Am I going to write another whiney piece about why I don’t write any more – don’t even want to write – to add to all the others I’ve written over the last year – or two – or however long it’s been? The endless, pointless quest to be understood and accepted – when, let’s face it, what does it matter, why should I expect anyone to understand or accept me, or even want to do so (except maybe my children – or my shrink, but then, that’s her job).

Why should it matter to me whether anyone understands me? I’m trying to understand myself, or explain myself, or accept myself, but why bother? Isn’t it all just inverted narcissism?

I get into conversations where I’m trying to explain but somehow what comes back from the other parties is not at all what I mean, yet I’m too slow witted to be able to argue back, and then I get frustrated at my own incompetence and inability to communicate and so angry with myself that I just have to let it all go. It doesn’t matter if nobody understands me, or they get a false idea or don’t listen to what I’m saying. I don’t need anybody else’s good opinion, but maybe I do need my own – and yet I know that really is a hopeless quest. After a lifetime of self-hate, how can there be any version of my future in which I could possibly find any pride and satisfaction in the things I’ve done? That is what I have to accept, that I’m incapable of having those feelings and there’s no future in trying to find them. So why waste my energy and time trying?

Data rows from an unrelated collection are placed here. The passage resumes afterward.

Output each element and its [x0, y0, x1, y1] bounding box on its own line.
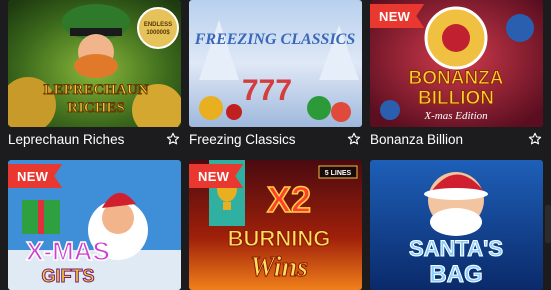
game-card-leprechaun-riches[interactable]: ENDLESS 100000$ LEPRECHAUN RICHES Leprec… [8, 0, 181, 150]
game-card-xmas-gifts[interactable]: X-MAS GIFTS NEW [8, 160, 181, 290]
game-card-freezing-classics[interactable]: FREEZING CLASSICS 777 Freezing Classics [189, 0, 362, 150]
game-title[interactable]: Freezing Classics [189, 132, 296, 147]
game-card-santas-bag[interactable]: SANTA'S BAG [370, 160, 543, 290]
svg-text:Wins: Wins [250, 252, 308, 283]
svg-text:SANTA'S: SANTA'S [409, 236, 503, 261]
svg-text:X-MAS: X-MAS [26, 236, 110, 266]
game-card-burning-wins[interactable]: 5 LINES X2 BURNING Wins NEW [189, 160, 362, 290]
svg-text:GIFTS: GIFTS [42, 266, 95, 286]
svg-text:RICHES: RICHES [67, 100, 125, 116]
star-icon[interactable] [527, 131, 543, 147]
svg-text:BILLION: BILLION [418, 88, 494, 109]
game-thumbnail[interactable]: ENDLESS 100000$ LEPRECHAUN RICHES [8, 0, 181, 127]
new-badge: NEW [8, 164, 62, 188]
svg-text:ENDLESS: ENDLESS [144, 22, 172, 28]
svg-text:BURNING: BURNING [228, 226, 331, 251]
santas-bag-artwork: SANTA'S BAG [370, 160, 543, 290]
svg-text:FREEZING CLASSICS: FREEZING CLASSICS [194, 31, 356, 48]
new-badge: NEW [189, 164, 243, 188]
star-icon[interactable] [165, 131, 181, 147]
star-icon[interactable] [346, 131, 362, 147]
svg-text:X-mas Edition: X-mas Edition [423, 110, 488, 122]
svg-text:LEPRECHAUN: LEPRECHAUN [43, 82, 148, 98]
scrollbar-thumb[interactable] [545, 205, 551, 243]
svg-text:BONANZA: BONANZA [409, 68, 504, 89]
freezing-classics-artwork: FREEZING CLASSICS 777 [189, 0, 362, 127]
leprechaun-artwork: ENDLESS 100000$ LEPRECHAUN RICHES [8, 0, 181, 127]
svg-text:BAG: BAG [429, 261, 482, 288]
svg-text:X2: X2 [267, 179, 311, 220]
svg-text:5 LINES: 5 LINES [325, 170, 352, 177]
game-thumbnail[interactable]: FREEZING CLASSICS 777 [189, 0, 362, 127]
svg-text:777: 777 [242, 74, 292, 107]
svg-text:100000$: 100000$ [146, 30, 170, 36]
game-title[interactable]: Bonanza Billion [370, 132, 463, 147]
new-badge: NEW [370, 4, 424, 28]
game-card-bonanza-billion[interactable]: BONANZA BILLION X-mas Edition NEW Bonanz… [370, 0, 543, 150]
game-thumbnail[interactable]: SANTA'S BAG [370, 160, 543, 290]
game-title[interactable]: Leprechaun Riches [8, 132, 124, 147]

I’m not disappointed in my writing because I ever expected it to bring me money or fame (never been that naïve). ‘Write for yourself’ people say, but why should I do that if it doesn’t make me happy? All the words I’ve written have never resulted in me creating, completing, anything to be proud of. Maybe the odd poem (though I’m not writing them any more either) but no book that says what I want to say, or even comes close to a coherent, completed, narrative. Just the endless blog full of this same drivel, day after day, started because I thought that was the way to become a ‘writer’, and continued in the face of all evidence to the contrary. And in my heart I’ve learned to understand myself well enough to know that nothing I create will ever fill the great chasm inside me where love should be.

Where did that word spring from, the ‘L’ word? It just came as I was writing, as words do. I’m writing about writing, not about that. Is that my holy grail? It’s all part of the same thing, this great hole – I nearly wrote that as ‘whole’, very Freudian. Which reminds me of Peer Gynt – when you keep peeling the onion, in the end you have nothing. Just tears.